The hospital has the highest CAGR within the market over the forecast period. They offer access to sophisticated testing facilities, allowing comprehensive genetic screenings, aiding in the identification of neurogenetic disorders. These institutions integrate testing into their diagnostic pathways, facilitating early disease detection and personalized treatment strategies. Hospitals also serve as centers for multidisciplinary collaboration, bringing together geneticists, neurologists, and other specialists to provide holistic care, contributing to ongoing research, and implementing cutting-edge testing methodologies, thereby significantly shaping the landscape of neurogenetic testing.
North America holds a significant position and expected to hold a largest share over the forecast period. The region houses leading biotech and pharmaceutical companies, fostering innovation and driving the development of cutting-edge testing methodologies. With a high prevalence of neurological disorders and a proactive healthcare system, North America witnesses extensive adoption of neurogenetic testing across clinical and research domains. The market in this region is characterized by a strong regulatory framework, strategic collaborations between academic institutions and industry, and a growing emphasis on personalized medicine, solidifying North America's position at the forefront of neurogenetic testing advancements.

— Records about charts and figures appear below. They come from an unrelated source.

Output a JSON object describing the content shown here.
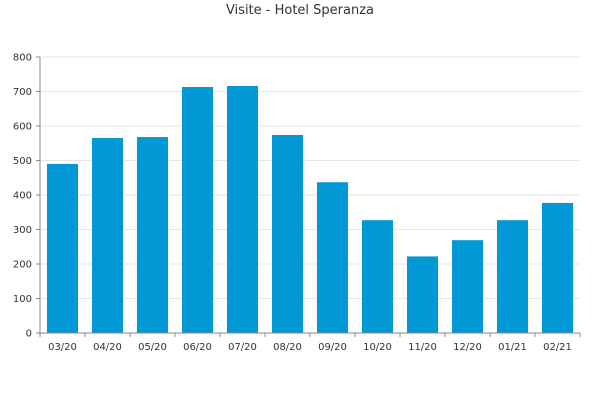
{
  "chart_data": {
    "type": "bar",
    "title": "Visite - Hotel Speranza",
    "xlabel": "",
    "ylabel": "",
    "categories": [
      "03/20",
      "04/20",
      "05/20",
      "06/20",
      "07/20",
      "08/20",
      "09/20",
      "10/20",
      "11/20",
      "12/20",
      "01/21",
      "02/21"
    ],
    "values": [
      490,
      565,
      568,
      713,
      716,
      574,
      437,
      327,
      222,
      269,
      327,
      377
    ],
    "ylim": [
      0,
      800
    ],
    "yticks": [
      0,
      100,
      200,
      300,
      400,
      500,
      600,
      700,
      800
    ],
    "grid": true,
    "legend": "none",
    "bar_color": "#0099d5",
    "grid_color": "#e6e6e6",
    "axis_color": "#888888"
  }
}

The Asia Pacific region witnessed highest CAGR in the market. With a large and diverse population, this region encounters a notable burden of neurological disorders, propelling the need for advanced diagnostic solutions. Furthermore, the presence of emerging economies and supportive government initiatives fosters collaborations between industry and research institutions, paving the way for expanded accessibility to testing and fueling the evolution of tailored approaches for diagnosing and managing neurological conditions in the Asia Pacific.

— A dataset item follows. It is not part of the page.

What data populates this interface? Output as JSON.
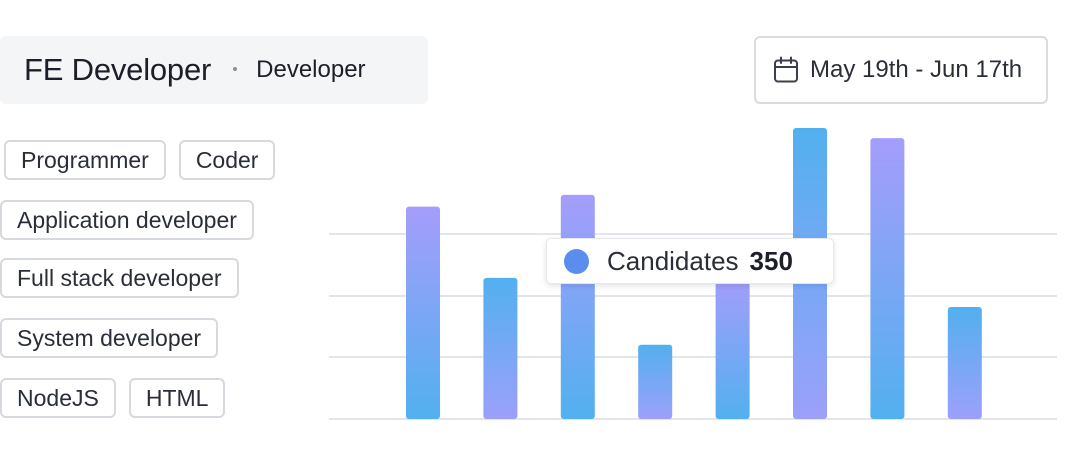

Some of the key players in Neurogenetic Testing Market include: Invitae Corporation, Ambry Genetics, PerkinElmer, GeneDx, Centogene, Blueprint Genetics, Genomic Health (Exact Sciences), Fulgent Genetics, QIAGEN and Baylor Genetics.

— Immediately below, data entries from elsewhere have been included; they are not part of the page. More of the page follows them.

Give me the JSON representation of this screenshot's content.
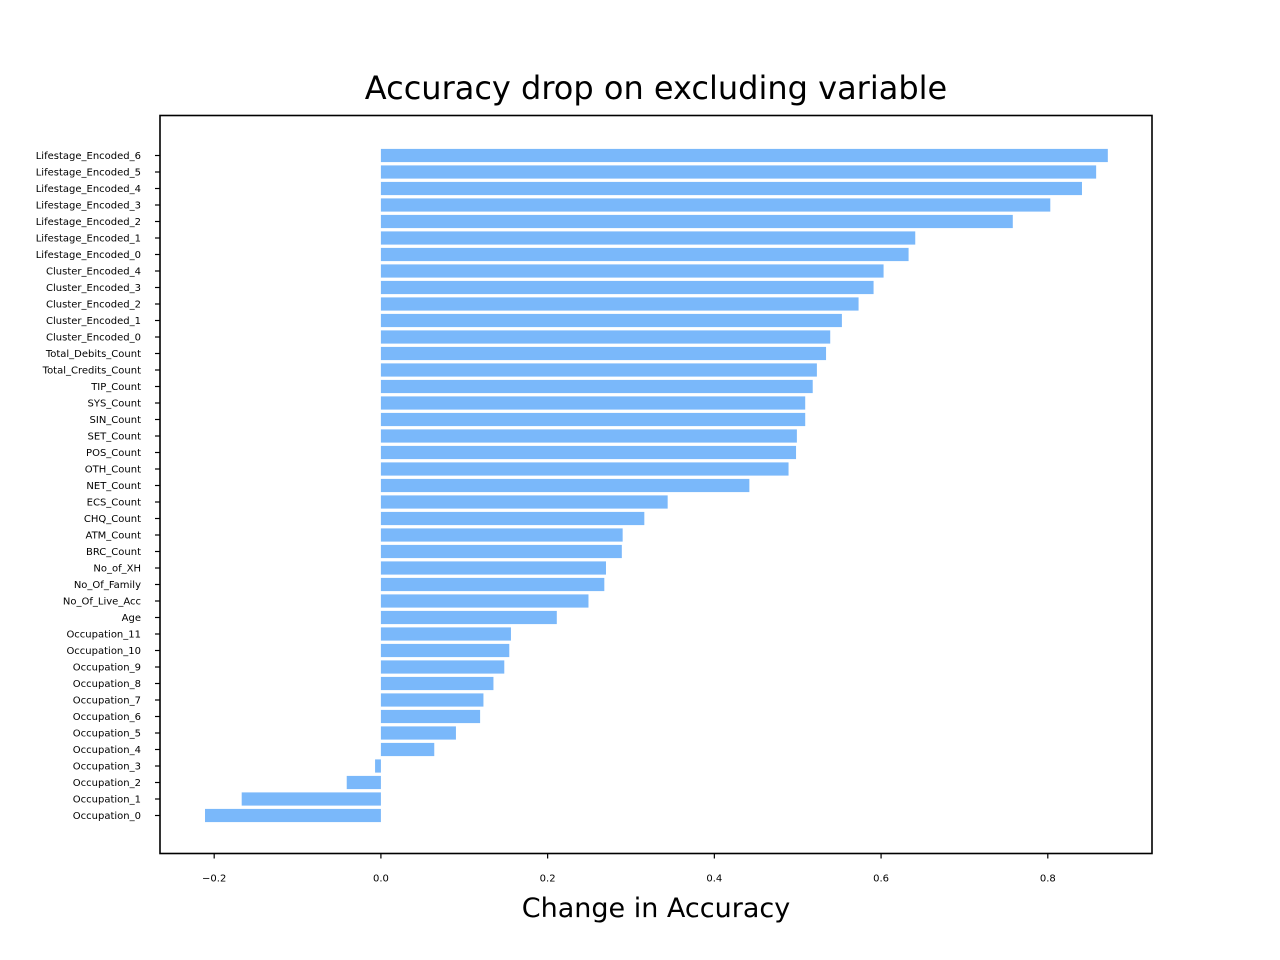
{
  "chart_data": {
    "type": "bar",
    "orientation": "horizontal",
    "title": "Accuracy drop on excluding variable",
    "xlabel": "Change in Accuracy",
    "ylabel": "",
    "xlim": [
      -0.265,
      0.925
    ],
    "xticks": [
      -0.2,
      0.0,
      0.2,
      0.4,
      0.6,
      0.8
    ],
    "xtick_labels": [
      "−0.2",
      "0.0",
      "0.2",
      "0.4",
      "0.6",
      "0.8"
    ],
    "grid": false,
    "bar_color": "#7ab8fa",
    "categories": [
      "Lifestage_Encoded_6",
      "Lifestage_Encoded_5",
      "Lifestage_Encoded_4",
      "Lifestage_Encoded_3",
      "Lifestage_Encoded_2",
      "Lifestage_Encoded_1",
      "Lifestage_Encoded_0",
      "Cluster_Encoded_4",
      "Cluster_Encoded_3",
      "Cluster_Encoded_2",
      "Cluster_Encoded_1",
      "Cluster_Encoded_0",
      "Total_Debits_Count",
      "Total_Credits_Count",
      "TIP_Count",
      "SYS_Count",
      "SIN_Count",
      "SET_Count",
      "POS_Count",
      "OTH_Count",
      "NET_Count",
      "ECS_Count",
      "CHQ_Count",
      "ATM_Count",
      "BRC_Count",
      "No_of_XH",
      "No_Of_Family",
      "No_Of_Live_Acc",
      "Age",
      "Occupation_11",
      "Occupation_10",
      "Occupation_9",
      "Occupation_8",
      "Occupation_7",
      "Occupation_6",
      "Occupation_5",
      "Occupation_4",
      "Occupation_3",
      "Occupation_2",
      "Occupation_1",
      "Occupation_0"
    ],
    "values": [
      0.872,
      0.858,
      0.841,
      0.803,
      0.758,
      0.641,
      0.633,
      0.603,
      0.591,
      0.573,
      0.553,
      0.539,
      0.534,
      0.523,
      0.518,
      0.509,
      0.509,
      0.499,
      0.498,
      0.489,
      0.442,
      0.344,
      0.316,
      0.29,
      0.289,
      0.27,
      0.268,
      0.249,
      0.211,
      0.156,
      0.154,
      0.148,
      0.135,
      0.123,
      0.119,
      0.09,
      0.064,
      -0.007,
      -0.041,
      -0.167,
      -0.211
    ]
  }
}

In April 2023, Ambry Genetics and LifeStrands Genomics had collaborated to provide clinical genetic testing services in Singapore. Together, they have been chosen to support the Clinical Implementation Pilots (CIPs) for Phase II of Singapore's National Precision Medicine (NPM) programme through an open tender commissioned by Precision Health Research, Singapore (PRECISE) - the central entity implementing NPM.
In April 2023, Exact Sciences Corp., a leading provider of cancer screening and diagnostic tests, announced that it will present new data highlighting the company's novel technology and approaches to early cancer detection at the American Association for Cancer Research® (AACR) Annual Meeting 2023 in Orlando, Florida.
In August 2022, PerkinElmer has signed an agreement with private equity firm New Mountain Capital for the sale of its Applied, Food and Enterprise Services businesses for $2.45bn in cash to allow the company to focus on its high-margin Life Science and Diagnostics businesses.